Fugitive Pieces

DRAMA; 1hr 44min

STARRING: Stephen Dillane, Rade Sherbedgia, Rosamund Pike


Damaged goods: Pike and Dillane

The initial minutes of Fugitive Pieces are paradoxically beautiful as 7-year-old Polish boy Jakob (Robbie Kay) hides in terror in a forest after watching his parents’ murders and his sister’s abduction by the Nazis. The trees are a sanctuary etched in lines of blue and grey but the damage to the little boy already runs deep.

 

Jakob is rescued by a kindly archaeologist (Sherbedgia) who spirits him back to Greece. He grows up in Canada, becoming a successful writer (now played by a sunk-in-gloom Dillane).
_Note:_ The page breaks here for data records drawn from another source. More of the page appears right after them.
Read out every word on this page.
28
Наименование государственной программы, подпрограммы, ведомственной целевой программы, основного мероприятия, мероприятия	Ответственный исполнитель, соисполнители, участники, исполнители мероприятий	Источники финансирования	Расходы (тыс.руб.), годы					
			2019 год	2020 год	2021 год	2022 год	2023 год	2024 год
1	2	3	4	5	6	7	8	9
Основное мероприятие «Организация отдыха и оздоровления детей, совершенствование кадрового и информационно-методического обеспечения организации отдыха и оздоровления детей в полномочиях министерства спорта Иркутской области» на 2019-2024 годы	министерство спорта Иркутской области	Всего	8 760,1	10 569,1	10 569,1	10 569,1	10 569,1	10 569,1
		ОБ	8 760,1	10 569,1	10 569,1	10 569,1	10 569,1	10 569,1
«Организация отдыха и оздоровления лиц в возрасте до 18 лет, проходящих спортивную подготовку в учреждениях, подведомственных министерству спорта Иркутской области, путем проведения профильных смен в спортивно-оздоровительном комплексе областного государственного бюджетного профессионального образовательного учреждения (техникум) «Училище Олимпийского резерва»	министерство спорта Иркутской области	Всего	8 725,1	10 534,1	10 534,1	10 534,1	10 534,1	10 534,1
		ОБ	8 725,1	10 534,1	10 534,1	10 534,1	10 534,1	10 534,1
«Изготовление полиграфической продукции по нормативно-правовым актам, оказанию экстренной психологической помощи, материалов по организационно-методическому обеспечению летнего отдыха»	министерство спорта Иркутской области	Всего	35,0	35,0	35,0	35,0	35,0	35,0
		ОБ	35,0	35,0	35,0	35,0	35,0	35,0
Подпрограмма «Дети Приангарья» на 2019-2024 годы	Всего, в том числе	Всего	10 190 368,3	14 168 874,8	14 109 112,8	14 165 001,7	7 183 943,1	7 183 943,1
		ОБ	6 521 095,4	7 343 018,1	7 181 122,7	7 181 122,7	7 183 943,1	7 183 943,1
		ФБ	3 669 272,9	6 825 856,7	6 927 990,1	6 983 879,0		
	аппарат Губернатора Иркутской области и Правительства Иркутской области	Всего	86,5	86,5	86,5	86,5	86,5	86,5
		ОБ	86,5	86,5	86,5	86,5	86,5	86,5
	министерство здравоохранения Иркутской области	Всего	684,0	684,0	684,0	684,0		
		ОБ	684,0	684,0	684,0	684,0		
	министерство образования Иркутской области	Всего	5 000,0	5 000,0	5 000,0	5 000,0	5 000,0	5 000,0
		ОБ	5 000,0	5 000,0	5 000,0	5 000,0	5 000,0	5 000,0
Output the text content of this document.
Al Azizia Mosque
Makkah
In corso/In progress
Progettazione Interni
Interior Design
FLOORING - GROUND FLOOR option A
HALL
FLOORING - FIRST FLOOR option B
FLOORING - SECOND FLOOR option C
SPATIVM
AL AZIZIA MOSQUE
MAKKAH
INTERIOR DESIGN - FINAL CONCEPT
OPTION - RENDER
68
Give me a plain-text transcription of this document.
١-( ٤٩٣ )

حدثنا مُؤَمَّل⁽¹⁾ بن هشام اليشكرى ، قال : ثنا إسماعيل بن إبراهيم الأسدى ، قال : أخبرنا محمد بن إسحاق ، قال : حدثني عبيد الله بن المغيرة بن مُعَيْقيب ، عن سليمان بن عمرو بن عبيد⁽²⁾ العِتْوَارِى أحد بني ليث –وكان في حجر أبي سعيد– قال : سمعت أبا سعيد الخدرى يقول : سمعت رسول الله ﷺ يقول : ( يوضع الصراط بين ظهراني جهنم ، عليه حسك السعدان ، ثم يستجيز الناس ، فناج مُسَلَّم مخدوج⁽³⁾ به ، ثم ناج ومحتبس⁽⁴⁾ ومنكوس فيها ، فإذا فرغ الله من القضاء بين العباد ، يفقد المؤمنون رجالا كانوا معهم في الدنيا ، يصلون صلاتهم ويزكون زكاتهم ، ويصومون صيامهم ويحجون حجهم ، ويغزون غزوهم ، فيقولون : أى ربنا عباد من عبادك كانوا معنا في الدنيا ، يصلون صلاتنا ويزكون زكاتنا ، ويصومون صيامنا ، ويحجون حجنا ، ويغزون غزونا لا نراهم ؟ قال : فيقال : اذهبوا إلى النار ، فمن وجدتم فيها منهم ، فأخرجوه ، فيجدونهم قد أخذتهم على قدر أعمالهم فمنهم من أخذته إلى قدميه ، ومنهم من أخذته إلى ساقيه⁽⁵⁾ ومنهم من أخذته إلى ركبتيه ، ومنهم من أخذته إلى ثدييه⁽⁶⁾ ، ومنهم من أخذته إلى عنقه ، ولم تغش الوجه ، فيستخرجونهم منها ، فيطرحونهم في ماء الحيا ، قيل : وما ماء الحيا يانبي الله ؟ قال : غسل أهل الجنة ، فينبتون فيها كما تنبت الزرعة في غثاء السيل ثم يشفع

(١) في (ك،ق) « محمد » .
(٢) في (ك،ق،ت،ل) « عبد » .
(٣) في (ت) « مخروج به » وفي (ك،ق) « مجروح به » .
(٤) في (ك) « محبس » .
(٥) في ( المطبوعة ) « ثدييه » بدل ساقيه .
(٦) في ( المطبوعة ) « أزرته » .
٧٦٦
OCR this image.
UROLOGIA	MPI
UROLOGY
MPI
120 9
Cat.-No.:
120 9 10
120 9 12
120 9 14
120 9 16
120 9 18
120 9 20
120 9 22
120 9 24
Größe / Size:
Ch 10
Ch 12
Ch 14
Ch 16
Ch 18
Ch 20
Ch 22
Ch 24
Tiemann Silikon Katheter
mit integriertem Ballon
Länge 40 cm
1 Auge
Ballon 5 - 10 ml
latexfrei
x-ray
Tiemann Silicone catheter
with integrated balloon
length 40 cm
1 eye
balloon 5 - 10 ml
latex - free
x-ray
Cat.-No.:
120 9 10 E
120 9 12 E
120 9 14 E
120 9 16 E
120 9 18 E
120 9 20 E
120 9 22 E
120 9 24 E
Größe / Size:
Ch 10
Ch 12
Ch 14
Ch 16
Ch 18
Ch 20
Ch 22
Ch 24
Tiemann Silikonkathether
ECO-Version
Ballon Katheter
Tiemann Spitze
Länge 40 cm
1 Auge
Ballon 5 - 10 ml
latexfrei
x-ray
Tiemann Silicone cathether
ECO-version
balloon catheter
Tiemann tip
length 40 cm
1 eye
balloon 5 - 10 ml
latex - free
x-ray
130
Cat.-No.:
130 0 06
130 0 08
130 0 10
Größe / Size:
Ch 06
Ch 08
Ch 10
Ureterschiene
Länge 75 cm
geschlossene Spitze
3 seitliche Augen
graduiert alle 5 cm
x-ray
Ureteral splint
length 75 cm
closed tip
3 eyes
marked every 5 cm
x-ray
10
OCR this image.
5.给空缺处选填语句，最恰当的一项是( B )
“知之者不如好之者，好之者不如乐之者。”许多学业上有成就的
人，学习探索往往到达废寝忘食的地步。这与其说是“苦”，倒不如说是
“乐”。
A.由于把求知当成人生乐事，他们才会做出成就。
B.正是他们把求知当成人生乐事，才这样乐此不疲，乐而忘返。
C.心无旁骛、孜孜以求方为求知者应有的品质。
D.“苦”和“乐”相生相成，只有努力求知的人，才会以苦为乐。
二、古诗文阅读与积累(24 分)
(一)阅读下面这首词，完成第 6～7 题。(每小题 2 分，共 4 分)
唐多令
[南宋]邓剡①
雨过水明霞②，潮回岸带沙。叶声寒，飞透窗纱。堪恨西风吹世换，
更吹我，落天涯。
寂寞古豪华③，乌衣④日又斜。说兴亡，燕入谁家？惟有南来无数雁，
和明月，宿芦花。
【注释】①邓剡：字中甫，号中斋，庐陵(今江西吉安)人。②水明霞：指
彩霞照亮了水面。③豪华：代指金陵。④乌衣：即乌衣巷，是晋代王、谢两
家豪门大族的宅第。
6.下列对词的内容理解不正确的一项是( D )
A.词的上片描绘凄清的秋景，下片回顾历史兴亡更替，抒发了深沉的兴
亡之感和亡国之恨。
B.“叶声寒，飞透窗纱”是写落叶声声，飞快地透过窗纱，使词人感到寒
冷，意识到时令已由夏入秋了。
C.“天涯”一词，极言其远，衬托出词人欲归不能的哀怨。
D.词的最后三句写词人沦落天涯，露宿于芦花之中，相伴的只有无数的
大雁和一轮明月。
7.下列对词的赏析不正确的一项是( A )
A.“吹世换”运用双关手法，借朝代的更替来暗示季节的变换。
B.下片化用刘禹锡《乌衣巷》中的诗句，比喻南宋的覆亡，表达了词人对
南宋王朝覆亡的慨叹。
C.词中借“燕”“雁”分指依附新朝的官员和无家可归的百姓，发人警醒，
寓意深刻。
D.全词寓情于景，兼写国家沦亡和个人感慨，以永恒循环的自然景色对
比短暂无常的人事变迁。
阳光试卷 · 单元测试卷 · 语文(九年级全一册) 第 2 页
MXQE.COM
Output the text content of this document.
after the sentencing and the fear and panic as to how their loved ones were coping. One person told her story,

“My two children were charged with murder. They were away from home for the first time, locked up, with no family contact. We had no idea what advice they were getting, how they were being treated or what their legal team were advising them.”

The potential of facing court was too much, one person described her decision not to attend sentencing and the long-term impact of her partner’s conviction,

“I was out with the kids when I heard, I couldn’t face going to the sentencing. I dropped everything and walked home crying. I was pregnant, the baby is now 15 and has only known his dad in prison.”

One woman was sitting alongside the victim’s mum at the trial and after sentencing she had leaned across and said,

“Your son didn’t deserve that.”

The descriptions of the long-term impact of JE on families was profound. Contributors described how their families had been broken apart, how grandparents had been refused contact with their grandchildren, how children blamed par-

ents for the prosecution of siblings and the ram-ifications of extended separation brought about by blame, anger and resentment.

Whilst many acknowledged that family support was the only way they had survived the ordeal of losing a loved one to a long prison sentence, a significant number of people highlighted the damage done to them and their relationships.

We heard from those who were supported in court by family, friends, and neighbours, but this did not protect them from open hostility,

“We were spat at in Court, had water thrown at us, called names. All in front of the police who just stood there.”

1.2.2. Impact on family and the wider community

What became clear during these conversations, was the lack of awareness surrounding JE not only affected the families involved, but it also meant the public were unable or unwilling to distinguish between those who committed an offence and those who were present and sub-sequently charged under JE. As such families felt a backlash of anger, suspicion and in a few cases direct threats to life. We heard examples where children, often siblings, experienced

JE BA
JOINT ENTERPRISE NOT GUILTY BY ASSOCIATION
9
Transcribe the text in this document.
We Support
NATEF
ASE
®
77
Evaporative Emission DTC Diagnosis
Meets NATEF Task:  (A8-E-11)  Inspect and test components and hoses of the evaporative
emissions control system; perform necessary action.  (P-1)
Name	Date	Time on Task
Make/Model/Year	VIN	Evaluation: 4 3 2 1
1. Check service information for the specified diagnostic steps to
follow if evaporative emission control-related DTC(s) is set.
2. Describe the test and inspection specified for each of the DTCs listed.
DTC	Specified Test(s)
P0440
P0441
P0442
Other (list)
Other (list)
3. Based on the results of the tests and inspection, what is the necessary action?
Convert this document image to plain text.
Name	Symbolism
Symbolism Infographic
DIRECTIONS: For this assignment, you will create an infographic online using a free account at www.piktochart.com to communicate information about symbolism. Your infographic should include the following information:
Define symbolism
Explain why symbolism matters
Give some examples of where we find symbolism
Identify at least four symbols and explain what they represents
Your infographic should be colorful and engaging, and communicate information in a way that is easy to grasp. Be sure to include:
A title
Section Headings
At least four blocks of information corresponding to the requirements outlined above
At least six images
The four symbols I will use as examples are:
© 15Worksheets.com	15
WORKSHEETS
Yet the trauma of his past continues to define him, destroying his marriage (to a livewire Pike). Not until he meets a woman with whom he can bond (Ayelet Zurer) does he begin to mend, praise the Lord.

 

Writer-director Jeremy Podeswa’s downtempo film of Anne Michaels’s 1996 novel moves back and forward through Jakob’s lives-within-a-life. It is heavyweight work whose cerebral contemplation eventually becomes oppressive. But Kay as the young Jakob is more eloquent in his haunted silence than the most polished torrent of words.